Arrested development

There was this She-Ra the Princess of Power episode in which Glimmer, a pink-haired friend to She-Ra and herself a princess, the queen’s daughter, etc, was set to meet this prince from a faraway land; she so wanted to impress the guy she rebelled against her mom and dyed her pink hair dark purple and had it all, I dunno, spiked up (I’ve just thought of the word, I think, by the way; can you spike up your hair? Because it really is the best term to describe what was going on with the girl).
So, she got herself this really cool New-Wave hairdo, it was the 1980s, and despite it all being a trap set up by the evil Hordak to… I don’t know, rule the world or thereabouts… Glimmer-with-the-purple-hair became the most beautif… no, scratch that, she was the sexiest girl I’d ever seen and what do you know, a cartoon character.
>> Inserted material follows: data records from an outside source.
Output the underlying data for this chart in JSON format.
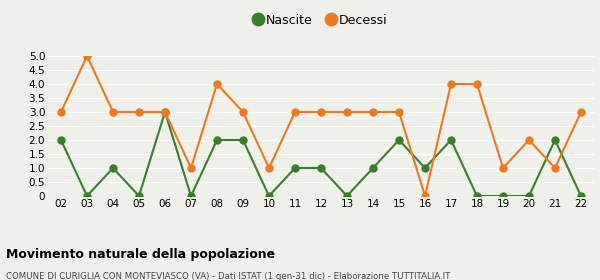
{
  "years": [
    "02",
    "03",
    "04",
    "05",
    "06",
    "07",
    "08",
    "09",
    "10",
    "11",
    "12",
    "13",
    "14",
    "15",
    "16",
    "17",
    "18",
    "19",
    "20",
    "21",
    "22"
  ],
  "nascite": [
    2,
    0,
    1,
    0,
    3,
    0,
    2,
    2,
    0,
    1,
    1,
    0,
    1,
    2,
    1,
    2,
    0,
    0,
    0,
    2,
    0
  ],
  "decessi": [
    3,
    5,
    3,
    3,
    3,
    1,
    4,
    3,
    1,
    3,
    3,
    3,
    3,
    3,
    0,
    4,
    4,
    1,
    2,
    1,
    3
  ],
  "nascite_color": "#3a7d2c",
  "decessi_color": "#f07820",
  "background_color": "#f0f0eb",
  "grid_color": "#ffffff",
  "ylim": [
    0,
    5.0
  ],
  "title": "Movimento naturale della popolazione",
  "subtitle": "COMUNE DI CURIGLIA CON MONTEVIASCO (VA) - Dati ISTAT (1 gen-31 dic) - Elaborazione TUTTITALIA.IT",
  "legend_nascite": "Nascite",
  "legend_decessi": "Decessi",
  "marker_size": 5,
  "line_width": 1.5
}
[In the end there was this silly moral that Glimmer shouldn’t have changed her looks for somebody else, blahblahblah we should learn to admire and respect ourselves for what we are, crap crap crap- At least GI Joe had the “Knowing is half the battle” thing, which supposedly taught you useful stuff.]

Still, in a very weird kind of way I think it established a basic archetype in my mind, then and there, of the perfect girl, of the femme fatale, of looks being able to kill, of well, sex per se, I guess, up to the point that I think all my (further) choices in girls from puberty on to adulthood were severely influenced by it.

…By Glimmer with the purple hair and the bad-girl attitude, from an early-1980s He-Man spinoff.